I didn't want to leave him.

But I looked into those eyes one more time seeing his tears dance down his cheeks, waltzing the saddest dance known to man; heartbreak. Taking one more breath of freedom, I turned to Korse. I looked at him dead in the eyes, no fear anymore. I knew I was doing the right thing. I hoped Kobra was going to be ok. He licked his lips, a reminiscence of my blood still there. "I'm ready." I said, my voice hoarse but strong and full of courage. He nodded, that grim smirk playing on his lips, sending chills through every nerve in my body. He held out his arm for me to take, knowing I hated being in contact with him, but his eyes threatened Party's life. I took his arm with my own, his body cold. Then I turned away from the life I had loved the most out of any life I could have had or did have;

forever. 

We walked to the van and got in the back, Korse pushing me to sit on the floor. He slammed the doors and laughed loudly like the insomniac he was.
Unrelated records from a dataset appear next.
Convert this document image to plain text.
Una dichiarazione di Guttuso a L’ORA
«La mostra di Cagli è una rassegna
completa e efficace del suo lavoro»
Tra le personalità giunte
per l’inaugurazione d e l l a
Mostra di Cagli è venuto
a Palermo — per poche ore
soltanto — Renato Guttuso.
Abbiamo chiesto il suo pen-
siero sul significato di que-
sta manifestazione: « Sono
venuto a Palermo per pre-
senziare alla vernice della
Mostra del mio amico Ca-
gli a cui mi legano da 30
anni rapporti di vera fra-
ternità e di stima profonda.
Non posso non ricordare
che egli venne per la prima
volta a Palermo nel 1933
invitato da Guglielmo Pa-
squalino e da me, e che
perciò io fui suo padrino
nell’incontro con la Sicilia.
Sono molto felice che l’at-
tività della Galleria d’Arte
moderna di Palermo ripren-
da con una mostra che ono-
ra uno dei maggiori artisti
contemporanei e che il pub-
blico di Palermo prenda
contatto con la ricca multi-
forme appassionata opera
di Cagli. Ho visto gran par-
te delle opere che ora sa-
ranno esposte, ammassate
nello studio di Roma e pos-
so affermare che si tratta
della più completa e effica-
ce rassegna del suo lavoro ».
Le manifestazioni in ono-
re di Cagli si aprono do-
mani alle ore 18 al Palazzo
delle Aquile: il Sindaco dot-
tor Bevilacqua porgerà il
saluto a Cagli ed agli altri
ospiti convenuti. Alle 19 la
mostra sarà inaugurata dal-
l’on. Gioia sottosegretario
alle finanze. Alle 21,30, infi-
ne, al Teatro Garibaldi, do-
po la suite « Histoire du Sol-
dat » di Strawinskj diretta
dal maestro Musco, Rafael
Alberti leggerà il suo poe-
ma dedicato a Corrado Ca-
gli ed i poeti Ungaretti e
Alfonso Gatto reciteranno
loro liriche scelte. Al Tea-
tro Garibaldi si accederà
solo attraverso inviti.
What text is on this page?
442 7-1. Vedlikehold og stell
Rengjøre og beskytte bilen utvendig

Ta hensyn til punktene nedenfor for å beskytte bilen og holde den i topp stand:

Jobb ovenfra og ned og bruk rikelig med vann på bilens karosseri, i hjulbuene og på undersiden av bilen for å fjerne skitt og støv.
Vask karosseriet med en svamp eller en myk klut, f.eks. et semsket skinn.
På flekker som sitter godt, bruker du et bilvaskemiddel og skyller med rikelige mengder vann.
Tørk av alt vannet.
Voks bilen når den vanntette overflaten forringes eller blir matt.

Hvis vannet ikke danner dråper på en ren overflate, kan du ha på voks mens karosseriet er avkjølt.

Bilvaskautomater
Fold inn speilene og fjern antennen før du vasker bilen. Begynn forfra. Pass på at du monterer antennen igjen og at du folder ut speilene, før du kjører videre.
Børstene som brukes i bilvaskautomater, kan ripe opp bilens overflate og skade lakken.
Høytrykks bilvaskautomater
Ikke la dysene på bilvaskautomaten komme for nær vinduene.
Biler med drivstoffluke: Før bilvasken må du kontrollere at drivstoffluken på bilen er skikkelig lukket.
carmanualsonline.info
I stretched my head up wanting one more selfish look as the van's engine started. I saw what I dreaded and desired, there was Frank and Jet. Frank's eyes were already drowning in the countless tears streaming down his face with his hands in his hair, attempting to pull it out in absolute devastation. Jet's face was filled with emotion too, tears threatening to spill over as his head moved between me and Kobra's motionless body, which he was crouched next to. I let out a sob, again realizing what I was really sacrificing. My tears mirroring all of theirs. I heard Frank scream my name as the van was suddenly taken into motion. As we moved down the road my hand met the cold, lifeless glass of the van's back window. I saw Frank running after us. Korse and his Dracs laughed at his pitiful attempt to get me back. Seeing his face and making contact with his eyes was the last straw and my heart broke. My sobs were uncontrollable and I couldn't care less any more of how much weakness I was showing in front of Korse, I couldn't hold it in. I mouthed 'I love you.' to him as his knees gave way and he fell to the ground, engulfed in his tears. Then in less than a second he was merely a dot, too far away to make out anymore. I slammed my fist against the glass in frustration, the sound echoing through the van. Now that I couldn't go back on my decision I simply wanted to go back even more. I huddled myself into a ball, the nagging pain of my side just worsening the crying and making me feel that all too regular feeling of being faint. My breaths turned shallow and a cold hand gripped and rubbed my side, sighing. Knowing full well who it was, I recoiled away and looked at Korse disgusted that he would come near me, even though I knew he always would. "Pathetic mutant bitch." He murmured shoving a cloth over my mouth and nose. It smelt metallic and made it hard to breathe. I started to panic, thrusting around trying to break free of the grip that some of the Dracs now had on me. My eyes involuntarily closed and then there was immediate darkness as I felt myself drift away from reality.